Nous sommes fin 2016 et, selon les très nombreuses prévisions émises depuis plus de cinq ans, la banque devrait être aujourd’hui massivement digitale et les banques en ligne devraient tenir au moins la moitié du marché, faisant difficilement face à la concurrence conquérante et irrésistible de nombreuses startups innovantes. Nous en sommes loin. Que se passe-t-il ? Que veulent finalement les clients des banques ? se demande Chris Skinner, qui renvoie à l’étude que Facebook a publiée sur le rapport à l’argent des Millennials, qui permet effectivement de lever une partie du voile.
Sur le marché anglais, souligne Chris Skinner, First Direct compte à peine plus d’un million de clients et un établissement aussi innovant que Metro Bank n’a, depuis six ans, pas encore franchi ce cap.
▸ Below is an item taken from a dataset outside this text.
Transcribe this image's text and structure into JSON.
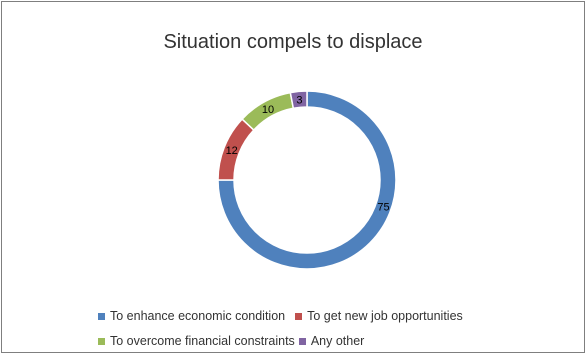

Même aux USA, les ventes réalisées par les banques sur les canaux digitaux décollent très lentement :
C’est à croire qu’une banque pourrait ne rien proposer en fait de canaux digitaux et qu’elle conserverait quand même au moins la moitié de ses clients ! Ces dernières années, les seuls mouvements significatifs de changement de banque, note Skinner, ont été provoqués par des avantages directs – comme Santander UK avec les cashback de son compte 123.
Comment comprendre cette apathie des clients des banques ?
Passée trop inaperçue, l’étude qu’a publiée Facebook au début de l’année apporte plusieurs éléments de réponses. Derrière cette apathie se cache un énorme problème de confiance – particulièrement chez les Millennials, ceux qui âgés de 21 à 34 ans, représentent le segment qui intéresse prioritairement les banques et dont, pour la première fois, Facebook a analysé les échanges sur son réseau (aux USA) pour tout ce qui concerne l’argent. Or un mot résume le rapport des Millennials à leurs finances : l’inquiétude ! La peur d’être endetté et le souhait d’épargner en perspective d’un avenir qui n’est pas ressenti comme particulièrement rassurant.
Comme le note Chris Skinner, d’autres études permettent de préciser cette inquiétude. En 2015, 62% des Américains avaient moins de 1 000 $ de côté. Ils sont 69% en 2016. Tous voudraient épargner davantage mais ils ne savent pas comment faire, avec la baisse des taux et parce qu’ils peinent à restreindre leurs dépenses. C’est effectivement dans ce contexte que les Millennials craignent l’endettement. Selon l’étude de Facebook, la moitié d’entre eux, même lorsqu’ils sont relativement aisés, vont jusqu’à craindre d’utiliser une carte de crédit et préfèrent le cash. Cette proportion est nettement plus élevée que chez la Génération X ou chez les Baby Boomers.
Bref, les Millennials ont besoin d’aide et de conseil et, pour cela, se tournent quasi exclusivement – Facebook est bien placée pour le savoir – vers leurs proches, parents ou amis. Ceci, dans le meilleur des cas car 53% n’ont personne à qui faire confiance et surtout pas les banques – seuls 8% des Millennials leur font confiance. Seuls 33% s’estiment satisfaits de la manière dont leurs finances sont gérées et 36% (!) parlent de leur banque en termes peu flatteurs ; 44% estiment que leur banque ne les comprend pas. Toutefois, alors que 45% sont prêts à changer d’établissement, la plupart peinent à trouver une banque réellement différente des autres. 60% rêvent d’une banque partenaire.
Sachant que les Millennials sont très attachés à leur mobile, qui est leur véritable compagnon quotidien, cela ouvre la voie à de nouvelles offres bancaires, estime l’étude. Et Chris Skinner renchérit : cela représente autant d’opportunités pour l’aide à l’épargne et à la maitrise de ses dépenses comme le proposent à travers leurs applis des néo-banques comme Moven.
Cela fait néanmoins maintenant plusieurs années que l’on dit cela et de nombreuses offres ont été proposées à cet égard, y compris de la part des banques les plus classiques. Faudrait-il y ajouter des cashbacks pour que ces offres marchent, comme le suggère ironiquement Chris Skinner en conclusion ?
On pourrait penser qu’on répond à des inquiétudes en parlant d’avenir avec ses clients. En proposant une relation de confiance durable. Plus qu’une histoire d’appli, cela a trait, entre autres, à des programmes de fidélité intelligents, à la transparence des méthodes de scoring, au contact avec des employés dotés de vrais pouvoir de décision, avec la prise en compte d’anxiétés liées à des financements futurs, comme les études des enfants, par exemple. Autant de choses dont on parle finalement assez peu, cependant. Pour lesquelles il n’y a guère de prévisions.